Il y a plus, pourtant : ce qui frappe d’emblée dans ces objets transformés, c’est leur caractère de jouets, de bijoux, de talismans ou d’amulettes. Ils excèdent rarement la dimension de l’offrande, du présent, et sont constitués à parts égales d’éléments de notre quotidien, règles de plastique, paires de ciseaux, passoires ou bondes d’évier, et des matériaux qui ont traditionnellement servi aux fameuses monnaies archaïques dont s’est un jour souvenu un comptable du Club Méditerranée : perles, coquillages, métaux brillants, osselets, végétaux. C’est par commodité que nous parlons de monnaies archaïques à propos des objets extraordinaires, pour nous mal intelligibles, en usage dans l’Amérique du Nord ou l’Océanie d’avant la colonisation ; on dispute encore la fonction exacte des wampums des Iroquois, des tevau des îles Salomon. Ils s’échangeaient, certes, mais la plupart du temps dans un cadre rituel qui excédait largement celui d’un simple marché, au sens où l’entendrait aujourd’hui, mettons, le Fonds monétaire international. C’est que l’argent n’est pas né d’un coup, même dans nos civilisations, dans la tête d’un startupeur en peau de bête, qui aurait un jour eu l’idée de multiplier les échanges, en inventant un substitut universel capable d’envoyer le troc aux oubliettes. L’argent a d’abord été beau, il a circulé pour lui-même dans un cadre cérémoniel — dont rien ne donnera une meilleure et plus simple idée que l’échange, dans les cours d’école, des images du chocolat Poulain ou des billes, pour ma génération, des cartes Pokémon pour celle de mes enfants. On l’a manié avec un respect sacré et une joie candide. Ce n’est que très graduellement qu’il est devenu ce que nous connaissons, en somme une abstraction meurtrière. Les artistes de la seconde moitié du XXème siècle ont souvent rêvé d’abolir cet argent qu’ils voyaient comme un liant corrupteur : Yves Klein jetait de l’or dans la Seine, Joseph Beuys plaidait pour un retour au troc (le cours différent de leurs carrières, précoce pour le premier, tardive pour le second, fait parfois oublier qu’ils étaient contemporains : Klein était de 1928, Beuys de 1921).

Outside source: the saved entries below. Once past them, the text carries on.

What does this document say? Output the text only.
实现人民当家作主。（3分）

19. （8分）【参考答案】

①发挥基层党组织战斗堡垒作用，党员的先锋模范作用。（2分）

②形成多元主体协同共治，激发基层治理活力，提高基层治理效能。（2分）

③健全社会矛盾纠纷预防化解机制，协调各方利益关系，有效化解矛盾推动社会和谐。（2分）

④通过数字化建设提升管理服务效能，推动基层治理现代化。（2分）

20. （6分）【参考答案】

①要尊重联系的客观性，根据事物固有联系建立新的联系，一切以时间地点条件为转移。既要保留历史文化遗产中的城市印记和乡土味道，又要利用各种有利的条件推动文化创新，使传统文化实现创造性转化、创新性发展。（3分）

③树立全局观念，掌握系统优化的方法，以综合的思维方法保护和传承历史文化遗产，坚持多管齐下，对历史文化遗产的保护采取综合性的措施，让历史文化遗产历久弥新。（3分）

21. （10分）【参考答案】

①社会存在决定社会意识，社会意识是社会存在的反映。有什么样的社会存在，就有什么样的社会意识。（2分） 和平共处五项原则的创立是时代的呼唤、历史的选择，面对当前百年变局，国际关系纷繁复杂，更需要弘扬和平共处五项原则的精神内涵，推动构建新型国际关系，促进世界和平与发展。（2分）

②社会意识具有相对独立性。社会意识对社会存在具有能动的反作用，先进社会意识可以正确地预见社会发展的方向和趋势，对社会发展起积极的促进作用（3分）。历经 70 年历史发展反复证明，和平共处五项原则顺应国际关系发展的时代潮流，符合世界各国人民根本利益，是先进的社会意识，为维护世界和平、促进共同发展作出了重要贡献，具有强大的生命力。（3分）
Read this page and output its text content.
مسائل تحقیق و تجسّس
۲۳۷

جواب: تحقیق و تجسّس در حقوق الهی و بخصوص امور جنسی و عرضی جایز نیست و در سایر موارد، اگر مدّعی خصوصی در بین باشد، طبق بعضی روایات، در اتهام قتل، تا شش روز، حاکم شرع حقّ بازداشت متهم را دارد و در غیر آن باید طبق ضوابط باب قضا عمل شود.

Silvana Mc Nulty, avec le culot souvent flamboyant de sa génération, me paraît faire une hypothèse artistique un peu différente, mais pleine elle aussi de justesse — celle de rendre à la monnaie sa beauté, plutôt que d’appeler à son effacement, de créer des signes pour un nouvel échange, plus élégant, plus digne et plus équitable que celui qui régit nos vies. Une monnaie, pourrait-on dire, de la république Mc Nulty, c’est-à-dire d’un univers rêvé entre l’enfance tout court et l’enfance de l’humanité. S’est-on avisé que la maladie financière qui gangrène notre monde s’est aggravée avec la dématérialisation croissante de l’argent, l’abandon (en tous cas officiel) de l’étalon or ? Si l’argent est aujourd’hui virtuellement tout, c’est peut-être parce qu’il n’est concrètement plus rien, et ne tient plus dans la paume d’une main qui le soupèserait avec crainte et jubilation — le Club Méditerranée l’avait bien compris, en attirant ses vrais clients avec de fausses perles. Il ne faut pas sous-estimer la portée de l’intuition : dans l’idée générale d’une réparation du monde, le rêve d’une monnaie à la fois primitive et nouvelle prend tout naturellement la suite de celui d’un réagencement moins orthogonal des objets, et nous donne autant à voir qu’à penser. Kurt Schwitters n’est après tout pas si loin : n’avait-t-il pas nommé son art Merz, en amputant le mot Kommerz de sa première syllabe ? Silvana Mc Nulty ne ferait que bousculer à peine trois consonnes pour suggérer que l’on transforme la monnaie de singe des places financières en monnaie de signes admirables…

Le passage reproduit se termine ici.